Donald Trump s’en prend à l’Espagne : tensions autour de l’Otan et menaces commerciales

Donald Trump s’en prend à l’Espagne : tensions autour de l’Otan et menaces commerciales
Les relations transatlantiques viennent de connaître un nouvel épisode de tension. Donald Trump, dans une sortie médiatique remarquée, a vivement critiqué l’Espagne, l’accusant de ne pas assumer sa part du fardeau financier au sein de l’Otan. Le président américain a même qualifié Madrid de « cause perdue », une expression qui a immédiatement fait réagir les chancelleries européennes.
Cette prise de parole ne sort pas de nulle part. Depuis son retour sur la scène politique, Donald Trump n’a cessé de marteler que les États-Unis portent un poids trop lourd dans l’Alliance atlantique. Selon lui, plusieurs pays membres profiteraient du parapluie militaire américain sans contribuer à la hauteur de leurs moyens. L’Espagne devient ainsi la cible d’une attaque en règle, dans un contexte où les débats sur le financement de la défense collective restent plus que jamais d’actualité.
Au-delà des mots, le locataire de la Maison-Blanche a évoqué des conséquences économiques concrètes. Il a menacé de rompre « tout échange commercial » entre les États-Unis et l’Espagne. Une déclaration choc qui, si elle devait se concrétiser, bouleverserait des décennies de relations économiques bilatérales. Mais pour l’heure, Madrid choisit la retenue et refuse de céder à la provocation.
Pourquoi Donald Trump cible-t-il l’Espagne sur les dépenses militaires ?

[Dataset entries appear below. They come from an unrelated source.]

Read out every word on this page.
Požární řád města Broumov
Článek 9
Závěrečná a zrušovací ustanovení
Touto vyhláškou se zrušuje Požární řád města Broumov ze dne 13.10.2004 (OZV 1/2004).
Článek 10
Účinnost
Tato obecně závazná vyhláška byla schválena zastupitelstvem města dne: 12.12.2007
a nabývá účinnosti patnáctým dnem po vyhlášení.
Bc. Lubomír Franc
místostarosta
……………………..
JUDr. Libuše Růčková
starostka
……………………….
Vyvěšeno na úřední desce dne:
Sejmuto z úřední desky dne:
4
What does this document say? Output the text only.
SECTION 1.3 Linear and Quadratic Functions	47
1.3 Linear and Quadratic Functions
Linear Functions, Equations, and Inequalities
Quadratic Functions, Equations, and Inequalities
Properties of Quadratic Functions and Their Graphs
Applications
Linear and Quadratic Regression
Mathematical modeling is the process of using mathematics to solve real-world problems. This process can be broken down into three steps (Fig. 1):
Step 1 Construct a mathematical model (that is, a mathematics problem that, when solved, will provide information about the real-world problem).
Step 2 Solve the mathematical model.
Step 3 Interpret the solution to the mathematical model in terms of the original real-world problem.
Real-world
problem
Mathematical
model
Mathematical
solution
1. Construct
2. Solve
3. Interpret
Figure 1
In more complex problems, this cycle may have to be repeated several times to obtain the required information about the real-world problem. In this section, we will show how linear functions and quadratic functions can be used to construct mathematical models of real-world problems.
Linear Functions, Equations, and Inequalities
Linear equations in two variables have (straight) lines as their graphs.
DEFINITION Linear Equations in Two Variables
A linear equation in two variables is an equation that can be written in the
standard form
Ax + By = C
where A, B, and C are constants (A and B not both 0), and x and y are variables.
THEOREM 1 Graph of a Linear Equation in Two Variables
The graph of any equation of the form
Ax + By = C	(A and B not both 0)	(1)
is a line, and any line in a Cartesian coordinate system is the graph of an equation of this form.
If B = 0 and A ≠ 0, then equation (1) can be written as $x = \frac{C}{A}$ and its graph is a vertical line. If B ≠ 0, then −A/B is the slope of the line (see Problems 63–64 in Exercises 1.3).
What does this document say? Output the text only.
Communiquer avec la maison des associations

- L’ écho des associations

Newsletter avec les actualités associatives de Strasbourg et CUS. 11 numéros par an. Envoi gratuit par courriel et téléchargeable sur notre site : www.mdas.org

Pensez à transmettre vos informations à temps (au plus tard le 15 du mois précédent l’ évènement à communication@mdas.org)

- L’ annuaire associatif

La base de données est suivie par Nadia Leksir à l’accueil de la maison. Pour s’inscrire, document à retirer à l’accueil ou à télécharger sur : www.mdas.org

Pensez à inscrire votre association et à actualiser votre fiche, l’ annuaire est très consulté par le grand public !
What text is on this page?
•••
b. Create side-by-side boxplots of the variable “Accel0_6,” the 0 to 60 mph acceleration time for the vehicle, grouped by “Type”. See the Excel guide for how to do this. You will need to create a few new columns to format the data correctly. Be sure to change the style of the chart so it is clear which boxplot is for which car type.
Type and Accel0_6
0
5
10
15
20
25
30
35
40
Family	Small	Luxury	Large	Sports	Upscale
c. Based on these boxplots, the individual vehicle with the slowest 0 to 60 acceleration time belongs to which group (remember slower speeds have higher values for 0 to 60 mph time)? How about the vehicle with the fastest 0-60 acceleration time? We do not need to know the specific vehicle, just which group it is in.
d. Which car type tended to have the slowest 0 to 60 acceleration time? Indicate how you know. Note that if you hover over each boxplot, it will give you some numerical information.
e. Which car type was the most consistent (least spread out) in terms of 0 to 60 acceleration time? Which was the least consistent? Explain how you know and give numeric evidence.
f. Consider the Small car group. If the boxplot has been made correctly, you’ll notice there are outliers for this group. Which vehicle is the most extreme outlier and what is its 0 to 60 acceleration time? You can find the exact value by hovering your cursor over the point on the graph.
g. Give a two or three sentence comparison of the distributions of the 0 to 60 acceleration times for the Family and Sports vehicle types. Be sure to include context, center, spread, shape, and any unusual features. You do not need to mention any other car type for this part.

Les critiques de Donald Trump s’inscrivent dans un schéma bien rodé. Depuis son premier mandat, il reproche régulièrement aux alliés européens de l’Otan de ne pas atteindre l’objectif de 2 % du PIB consacré à la défense. L’Espagne, avec un budget militaire oscillant autour de 1,3 % de son PIB, fait partie des mauvais élèves de la classe.
Le président américain considère que cette situation est intenable à long terme. Dans son discours, il a clairement laissé entendre que les contribuables américains ne devraient pas financer la sécurité d’un pays qui ne fait pas d’effort proportionnel. Cette position, bien que brutale dans la forme, reflète une conviction profonde : chaque membre de l’Alliance doit contribuer équitablement à la défense commune.
Il faut noter que l’Espagne n’est pas le seul pays visé par ces critiques. L’Allemagne, la Belgique ou encore le Canada ont déjà été épinglés par le passé. Mais cette fois, le ton employé est particulièrement dur. Qualifier un allié historique de « cause perdue » dépasse le simple désaccord politique. C’est une véritable déclaration de guerre diplomatique.